The progress estimate is intended to serve as a dense reward signal for robotic reinforcement learning, especially when manually engineered rewards are unavailable.

## Intended Use

SOLE-R1-8B is intended for:

- Robotics reward prediction
- Online robot RL reward generation
- Evaluating task progress from robot videos
- Interpretable video-language reasoning for manipulation tasks
- Research on learned reward models and robotic foundation models

It is not intended as a general-purpose safety-critical robotics controller. The model should be validated in the target environment before use in closed-loop robotic systems.

## Quick Start

The recommended interface is through RoboReason:

    # pip install -U roboreason

    import roboreason as rr

    video_paths = [
        "test_videos/robosuite/lift/unsuccessful/robosuite_lift_episode_12_unsuccessful_max_reward_38.mp4"
    ]

    task_description = "Pick up the cube from the table."

    rewards, reasoning_traces = rr.generate(
        model="SOLE-R1",
        task_description=task_description,
        video_paths=video_paths,
        view_type_per_video=["external and wrist"],
        verbose=False,
    )

    print(rewards)
    print(reasoning_traces)

Optional pre-download:

    from roboreason.utils.model_utils import get_model_dir

    get_model_dir("sole-r1")

## Input Format

The model is trained to reason over robot task progress using prompts that include:

- A robot task description
- The first timestep progress, typically `0%`
- The previous timestep progress
- Visual observations from the first, previous, and current timesteps
- Multiple camera views when available, such as external and wrist cameras

Example task description:

    Pick up the cube from the table.

## Output Format

The expected output format is:

    <think>[reasoning about visual task progress]</think><answer>[current task progress]%</answer>

Example:

    <think>The gripper has moved closer to the cube but has not yet grasped or lifted it. This indicates incremental progress from the previous timestep.</think><answer>22%</answer>

Downstream systems should parse the numeric value inside `<answer>...</answer>` as the reward/progress estimate.

## Training Data

SOLE-R1-8B was trained on the SOLE-R1 training dataset, available at:

    Philip-MIT/sole_training_data

The dataset contains robot task progress examples with images, prompts, reasoning completions, and progress labels. The full dataset is approximately 2TB.

Streaming example:

    from datasets import load_dataset

    ds = load_dataset(
        "Philip-MIT/sole_training_data",
        split="train",
        streaming=True,
    )

    for row in ds:
        print(row)
        break

## Limitations

- Predictions may be unreliable outside the robot embodiments, tasks, camera views, and visual distributions represented in training.
- The model estimates progress rather than guaranteeing physical task success.
- Reasoning traces may be plausible but incorrect; use the parsed progress score as a model prediction, not ground truth.
- Closed-loop robot use should include safeguards, reward validation, and environment-specific testing.
- Performance can depend on prompt format, camera viewpoint, video sampling, and task wording.
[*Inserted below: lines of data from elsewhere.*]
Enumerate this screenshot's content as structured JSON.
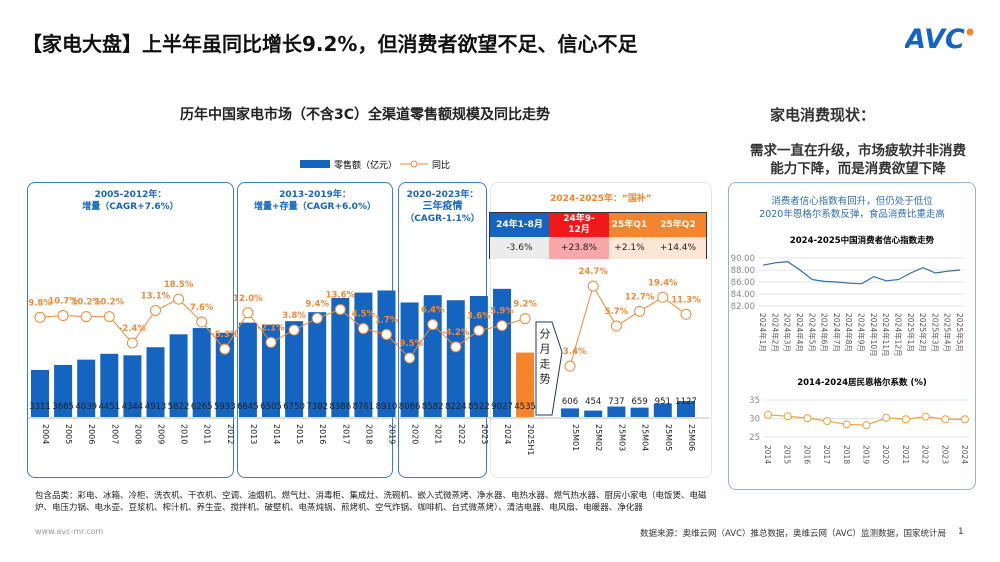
{
  "title": "【家电大盘】上半年虽同比增长9.2%，但消费者欲望不足、信心不足",
  "logo": "AVC",
  "colors": {
    "bar": "#1565c0",
    "bar_h1": "#f5842c",
    "line": "#f08a3c",
    "engel": "#f2a23a",
    "conf": "#2e6db4"
  },
  "chart_data": [
    {
      "type": "bar+line",
      "title": "历年中国家电市场（不含3C）全渠道零售额规模及同比走势",
      "legend": {
        "bar": "零售额（亿元）",
        "line": "同比",
        "placement": "top"
      },
      "categories": [
        "2004",
        "2005",
        "2006",
        "2007",
        "2008",
        "2009",
        "2010",
        "2011",
        "2012",
        "2013",
        "2014",
        "2015",
        "2016",
        "2017",
        "2018",
        "2019",
        "2020",
        "2021",
        "2022",
        "2023",
        "2024",
        "2025H1"
      ],
      "values": [
        3311,
        3665,
        4039,
        4451,
        4344,
        4913,
        5822,
        6265,
        5933,
        6645,
        6505,
        6750,
        7382,
        8386,
        8761,
        8910,
        8066,
        8582,
        8224,
        8522,
        9027,
        4535
      ],
      "yoy": [
        "9.8%",
        "10.7%",
        "10.2%",
        "10.2%",
        "-2.4%",
        "13.1%",
        "18.5%",
        "7.6%",
        "-5.3%",
        "12.0%",
        "-2.1%",
        "3.8%",
        "9.4%",
        "13.6%",
        "4.5%",
        "1.7%",
        "-9.5%",
        "6.4%",
        "-4.2%",
        "3.6%",
        "5.9%",
        "9.2%"
      ],
      "monthly": {
        "label": "分月走势",
        "categories": [
          "25M01",
          "25M02",
          "25M03",
          "25M04",
          "25M05",
          "25M06"
        ],
        "values": [
          606,
          454,
          737,
          659,
          951,
          1127
        ],
        "yoy": [
          "-13.4%",
          "24.7%",
          "5.7%",
          "12.7%",
          "19.4%",
          "11.3%"
        ]
      },
      "periods": [
        {
          "title": "2005-2012年：",
          "subtitle": "增量（CAGR+7.6%）"
        },
        {
          "title": "2013-2019年：",
          "subtitle": "增量+存量（CAGR+6.0%）"
        },
        {
          "title": "2020-2023年：",
          "subtitle": "三年疫情",
          "note": "（CAGR-1.1%）"
        },
        {
          "title": "2024-2025年：“国补”"
        }
      ],
      "table": [
        {
          "h": "24年1-8月",
          "v": "-3.6%"
        },
        {
          "h": "24年9-12月",
          "v": "+23.8%"
        },
        {
          "h": "25年Q1",
          "v": "+2.1%"
        },
        {
          "h": "25年Q2",
          "v": "+14.4%"
        }
      ]
    },
    {
      "type": "line",
      "title": "2024-2025中国消费者信心指数走势",
      "categories": [
        "2024年1月",
        "2024年2月",
        "2024年3月",
        "2024年4月",
        "2024年5月",
        "2024年6月",
        "2024年7月",
        "2024年8月",
        "2024年9月",
        "2024年10月",
        "2024年11月",
        "2024年12月",
        "2025年1月",
        "2025年2月",
        "2025年3月",
        "2025年4月",
        "2025年5月"
      ],
      "values": [
        88.8,
        89.2,
        89.4,
        88.0,
        86.4,
        86.1,
        86.0,
        85.8,
        85.7,
        86.9,
        86.2,
        86.4,
        87.5,
        88.4,
        87.5,
        87.8,
        88.0
      ],
      "yticks": [
        "90.00",
        "88.00",
        "86.00",
        "84.00",
        "82.00"
      ],
      "ylim": [
        82,
        90
      ]
    },
    {
      "type": "line",
      "title": "2014-2024居民恩格尔系数 (%)",
      "categories": [
        "2014",
        "2015",
        "2016",
        "2017",
        "2018",
        "2019",
        "2020",
        "2021",
        "2022",
        "2023",
        "2024"
      ],
      "values": [
        31.0,
        30.6,
        30.1,
        29.3,
        28.4,
        28.2,
        30.2,
        29.8,
        30.5,
        29.8,
        29.8
      ],
      "yticks": [
        "35",
        "30",
        "25"
      ],
      "ylim": [
        25,
        35
      ]
    }
  ],
  "right": {
    "heading": "家电消费现状：",
    "line1": "需求一直在升级，市场疲软并非消费",
    "line2": "能力下降，而是消费欲望下降",
    "note1": "消费者信心指数有回升，但仍处于低位",
    "note2": "2020年恩格尔系数反弹，食品消费比重走高"
  },
  "footer": {
    "categories": "包含品类：彩电、冰箱、冷柜、洗衣机、干衣机、空调、油烟机、燃气灶、消毒柜、集成灶、洗碗机、嵌入式微蒸烤、净水器、电热水器、燃气热水器、厨房小家电（电饭煲、电磁炉、电压力锅、电水壶、豆浆机、榨汁机、养生壶、搅拌机、破壁机、电蒸炖锅、煎烤机、空气炸锅、咖啡机、台式微蒸烤）、清洁电器、电风扇、电暖器、净化器",
    "url": "www.avc-mr.com",
    "source": "数据来源：奥维云网（AVC）推总数据，奥维云网（AVC）监测数据，国家统计局",
    "page": "1"
  }
}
## Ethical and Safety Considerations

This model is intended for robotics research. When using it in real robotic systems, users should account for hardware safety, collision risks, task constraints, and human supervision. Do not deploy the model as the sole safety mechanism for physical robots.

## Citation

BibTeX:

    @misc{schroeder2026soler1,
      title={SOLE-R1: Video-Language Reasoning as the Sole Reward for On-Robot RL},
      author={Philip Schroeder and Thomas Weng and Karl Schmeckpeper and Eric Rosen and Stephen Hart and Ondrej Biza},
      year={2026},
      eprint={2603.28730},
      archivePrefix={arXiv},
      primaryClass={cs.RO}
    }

## License

This repository is released under the MIT License.